Cami Nemschoff said...

I am wondering if Clinton's strategy to gain more voters will actually work. It seems that the amount of voters who believe in aliens and extraterrestrial life is relatively small in comparison to other votes she could be targeting. Like others mentioned, this strategy could actually have a negative effect by weirding out voters and turning them away even more. I think that if Clinton is looking to gain more voters she should target a group that has a significantly larger amount of members.

Lea Tan said...

I agree with everyone that this doesn't really seem like a strategy that will actually be successful, and if anything, it might hurt Clinton more than it will help. Like Cami said, the number of people that believe in ET is so small that it will barely get her any additional votes, and the number of people weirded out by her new ideology will probably be more hesitant to vote for her. On the other hand, because people who don't believe in any extraterrestrial suspicions probably won't take her seriously, this "change in strategy" probably won't affect much of anything because we don't really believe it anyway. It is suspicious that Podesta is such a big supporter of publicizing ET matters and Clinton is just now deciding to try to gain those voters, but either way, I don't think the story will do much of anything other than make people laugh.
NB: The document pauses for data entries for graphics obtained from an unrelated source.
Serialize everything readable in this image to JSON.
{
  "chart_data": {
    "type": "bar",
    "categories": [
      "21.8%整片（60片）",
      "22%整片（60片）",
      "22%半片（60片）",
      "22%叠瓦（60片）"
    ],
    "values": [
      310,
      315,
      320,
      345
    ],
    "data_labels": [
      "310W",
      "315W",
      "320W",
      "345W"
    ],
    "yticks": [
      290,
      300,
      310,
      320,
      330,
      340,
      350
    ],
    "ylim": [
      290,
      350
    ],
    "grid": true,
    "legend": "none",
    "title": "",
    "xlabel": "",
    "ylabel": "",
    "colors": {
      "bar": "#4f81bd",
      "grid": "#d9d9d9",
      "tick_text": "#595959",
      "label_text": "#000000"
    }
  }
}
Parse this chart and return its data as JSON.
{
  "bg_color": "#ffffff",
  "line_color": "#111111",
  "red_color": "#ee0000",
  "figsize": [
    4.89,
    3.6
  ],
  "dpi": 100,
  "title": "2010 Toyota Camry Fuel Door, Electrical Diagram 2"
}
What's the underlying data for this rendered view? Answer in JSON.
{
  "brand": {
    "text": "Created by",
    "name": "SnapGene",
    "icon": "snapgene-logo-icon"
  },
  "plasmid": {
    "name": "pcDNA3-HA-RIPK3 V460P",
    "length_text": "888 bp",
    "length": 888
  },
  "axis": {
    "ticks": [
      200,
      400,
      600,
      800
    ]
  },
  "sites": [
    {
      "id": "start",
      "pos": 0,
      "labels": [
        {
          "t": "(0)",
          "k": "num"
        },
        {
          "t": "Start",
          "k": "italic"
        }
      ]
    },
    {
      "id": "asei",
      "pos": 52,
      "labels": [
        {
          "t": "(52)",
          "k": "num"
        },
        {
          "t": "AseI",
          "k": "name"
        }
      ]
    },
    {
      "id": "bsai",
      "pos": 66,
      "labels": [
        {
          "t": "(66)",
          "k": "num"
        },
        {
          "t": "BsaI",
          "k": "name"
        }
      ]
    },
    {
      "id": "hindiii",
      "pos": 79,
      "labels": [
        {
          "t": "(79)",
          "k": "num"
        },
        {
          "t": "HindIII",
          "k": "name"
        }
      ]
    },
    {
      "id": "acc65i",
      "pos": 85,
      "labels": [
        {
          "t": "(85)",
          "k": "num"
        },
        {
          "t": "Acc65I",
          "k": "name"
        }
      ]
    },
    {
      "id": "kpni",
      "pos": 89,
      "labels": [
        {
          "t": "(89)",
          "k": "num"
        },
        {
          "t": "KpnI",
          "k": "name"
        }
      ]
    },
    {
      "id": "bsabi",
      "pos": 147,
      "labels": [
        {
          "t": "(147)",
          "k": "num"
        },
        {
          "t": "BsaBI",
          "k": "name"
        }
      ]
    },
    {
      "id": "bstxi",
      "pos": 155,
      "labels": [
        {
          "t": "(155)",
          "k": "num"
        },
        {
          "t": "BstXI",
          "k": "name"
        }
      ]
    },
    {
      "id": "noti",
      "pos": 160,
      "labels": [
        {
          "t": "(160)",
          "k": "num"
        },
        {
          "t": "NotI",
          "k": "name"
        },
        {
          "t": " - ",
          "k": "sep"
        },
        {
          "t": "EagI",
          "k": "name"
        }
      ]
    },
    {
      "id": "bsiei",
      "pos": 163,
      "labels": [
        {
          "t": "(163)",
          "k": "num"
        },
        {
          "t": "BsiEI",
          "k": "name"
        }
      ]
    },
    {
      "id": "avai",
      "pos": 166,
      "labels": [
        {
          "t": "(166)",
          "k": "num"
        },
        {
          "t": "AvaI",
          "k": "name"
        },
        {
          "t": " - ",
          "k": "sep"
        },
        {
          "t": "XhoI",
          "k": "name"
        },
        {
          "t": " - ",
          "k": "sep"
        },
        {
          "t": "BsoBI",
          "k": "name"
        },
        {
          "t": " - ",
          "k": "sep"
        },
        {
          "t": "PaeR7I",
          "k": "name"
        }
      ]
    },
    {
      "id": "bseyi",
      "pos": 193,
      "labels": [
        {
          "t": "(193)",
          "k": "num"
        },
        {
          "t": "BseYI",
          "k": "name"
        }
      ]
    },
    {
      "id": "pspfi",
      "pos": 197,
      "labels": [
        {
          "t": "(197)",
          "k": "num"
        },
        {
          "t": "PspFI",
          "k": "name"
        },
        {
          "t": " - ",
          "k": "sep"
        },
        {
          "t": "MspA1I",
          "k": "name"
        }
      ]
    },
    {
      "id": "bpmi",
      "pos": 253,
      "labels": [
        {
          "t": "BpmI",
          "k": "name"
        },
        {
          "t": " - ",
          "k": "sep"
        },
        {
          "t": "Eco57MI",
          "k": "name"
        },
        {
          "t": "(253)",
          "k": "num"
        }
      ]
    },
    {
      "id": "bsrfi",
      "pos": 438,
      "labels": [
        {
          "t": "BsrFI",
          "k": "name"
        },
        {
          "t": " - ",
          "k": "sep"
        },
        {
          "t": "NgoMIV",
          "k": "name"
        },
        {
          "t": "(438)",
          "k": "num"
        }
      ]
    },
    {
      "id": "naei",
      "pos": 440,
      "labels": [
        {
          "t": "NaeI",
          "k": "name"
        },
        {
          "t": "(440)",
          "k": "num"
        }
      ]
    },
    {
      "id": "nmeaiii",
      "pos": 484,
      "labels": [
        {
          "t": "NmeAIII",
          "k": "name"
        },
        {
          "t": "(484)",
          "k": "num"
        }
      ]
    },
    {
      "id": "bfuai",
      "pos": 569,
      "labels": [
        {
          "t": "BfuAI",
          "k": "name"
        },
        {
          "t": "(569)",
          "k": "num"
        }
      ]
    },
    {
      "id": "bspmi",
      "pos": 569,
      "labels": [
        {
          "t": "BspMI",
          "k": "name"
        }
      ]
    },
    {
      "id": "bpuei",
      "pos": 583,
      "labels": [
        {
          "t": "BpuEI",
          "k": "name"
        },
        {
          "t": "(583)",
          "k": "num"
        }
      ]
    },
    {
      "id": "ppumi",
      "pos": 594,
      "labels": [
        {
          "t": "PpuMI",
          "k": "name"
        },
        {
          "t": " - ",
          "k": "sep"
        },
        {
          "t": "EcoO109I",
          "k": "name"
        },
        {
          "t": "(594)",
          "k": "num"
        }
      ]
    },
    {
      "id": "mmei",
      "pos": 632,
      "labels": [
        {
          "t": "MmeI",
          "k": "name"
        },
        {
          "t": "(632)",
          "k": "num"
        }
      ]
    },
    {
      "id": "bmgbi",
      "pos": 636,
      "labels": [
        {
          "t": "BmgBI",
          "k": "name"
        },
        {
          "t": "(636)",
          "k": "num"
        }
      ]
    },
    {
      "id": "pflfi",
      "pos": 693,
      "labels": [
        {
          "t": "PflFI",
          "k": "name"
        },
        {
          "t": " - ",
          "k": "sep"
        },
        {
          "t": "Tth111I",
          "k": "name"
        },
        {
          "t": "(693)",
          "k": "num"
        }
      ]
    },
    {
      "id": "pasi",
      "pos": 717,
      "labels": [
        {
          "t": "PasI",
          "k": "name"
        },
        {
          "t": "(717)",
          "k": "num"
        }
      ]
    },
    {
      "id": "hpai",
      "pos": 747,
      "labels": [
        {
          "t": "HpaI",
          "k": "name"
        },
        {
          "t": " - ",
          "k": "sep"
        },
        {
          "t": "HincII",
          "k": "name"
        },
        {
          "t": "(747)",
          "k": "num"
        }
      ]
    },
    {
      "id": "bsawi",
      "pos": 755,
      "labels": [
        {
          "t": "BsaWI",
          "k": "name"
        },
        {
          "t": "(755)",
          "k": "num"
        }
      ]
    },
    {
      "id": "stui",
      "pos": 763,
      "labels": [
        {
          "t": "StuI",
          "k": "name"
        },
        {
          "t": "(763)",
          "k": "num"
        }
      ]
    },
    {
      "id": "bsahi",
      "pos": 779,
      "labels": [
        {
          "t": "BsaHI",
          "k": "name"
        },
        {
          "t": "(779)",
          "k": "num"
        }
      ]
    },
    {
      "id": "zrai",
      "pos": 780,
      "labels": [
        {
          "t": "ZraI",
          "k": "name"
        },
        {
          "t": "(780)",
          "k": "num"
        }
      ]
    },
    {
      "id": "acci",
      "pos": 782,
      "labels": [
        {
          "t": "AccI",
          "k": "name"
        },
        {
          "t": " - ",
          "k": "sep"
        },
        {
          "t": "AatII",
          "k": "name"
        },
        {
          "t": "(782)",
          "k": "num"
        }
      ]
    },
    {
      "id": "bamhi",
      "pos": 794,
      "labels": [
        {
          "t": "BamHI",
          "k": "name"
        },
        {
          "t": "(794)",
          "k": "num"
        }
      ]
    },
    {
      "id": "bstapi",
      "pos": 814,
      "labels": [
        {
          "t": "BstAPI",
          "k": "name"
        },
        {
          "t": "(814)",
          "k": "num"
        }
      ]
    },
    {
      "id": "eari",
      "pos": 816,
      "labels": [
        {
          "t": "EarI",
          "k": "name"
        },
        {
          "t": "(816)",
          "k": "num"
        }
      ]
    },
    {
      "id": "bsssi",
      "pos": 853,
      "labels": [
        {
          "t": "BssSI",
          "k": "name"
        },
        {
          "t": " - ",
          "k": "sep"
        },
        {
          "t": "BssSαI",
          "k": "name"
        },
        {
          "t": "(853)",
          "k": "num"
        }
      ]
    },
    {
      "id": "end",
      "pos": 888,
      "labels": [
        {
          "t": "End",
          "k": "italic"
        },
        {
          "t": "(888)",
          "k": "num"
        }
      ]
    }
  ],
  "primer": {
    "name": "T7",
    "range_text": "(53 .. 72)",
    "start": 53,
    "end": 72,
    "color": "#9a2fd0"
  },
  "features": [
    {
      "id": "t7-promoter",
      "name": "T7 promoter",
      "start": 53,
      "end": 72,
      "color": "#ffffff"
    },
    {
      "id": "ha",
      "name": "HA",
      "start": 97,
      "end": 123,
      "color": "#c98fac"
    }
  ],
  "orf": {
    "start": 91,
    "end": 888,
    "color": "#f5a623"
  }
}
Also, if Clinton is trying to appeal to young voters, does that mean she thinks many young voters believe in extraterrestrial life and aliens? Because it seems like, at least here, that is really not the case. If anything, younger voters would believe less in extraterrestrial life than other age groups because we are exposed to a lot more science and scientific research now than past generations were. She should definitely try to appeal to younger voters in another way.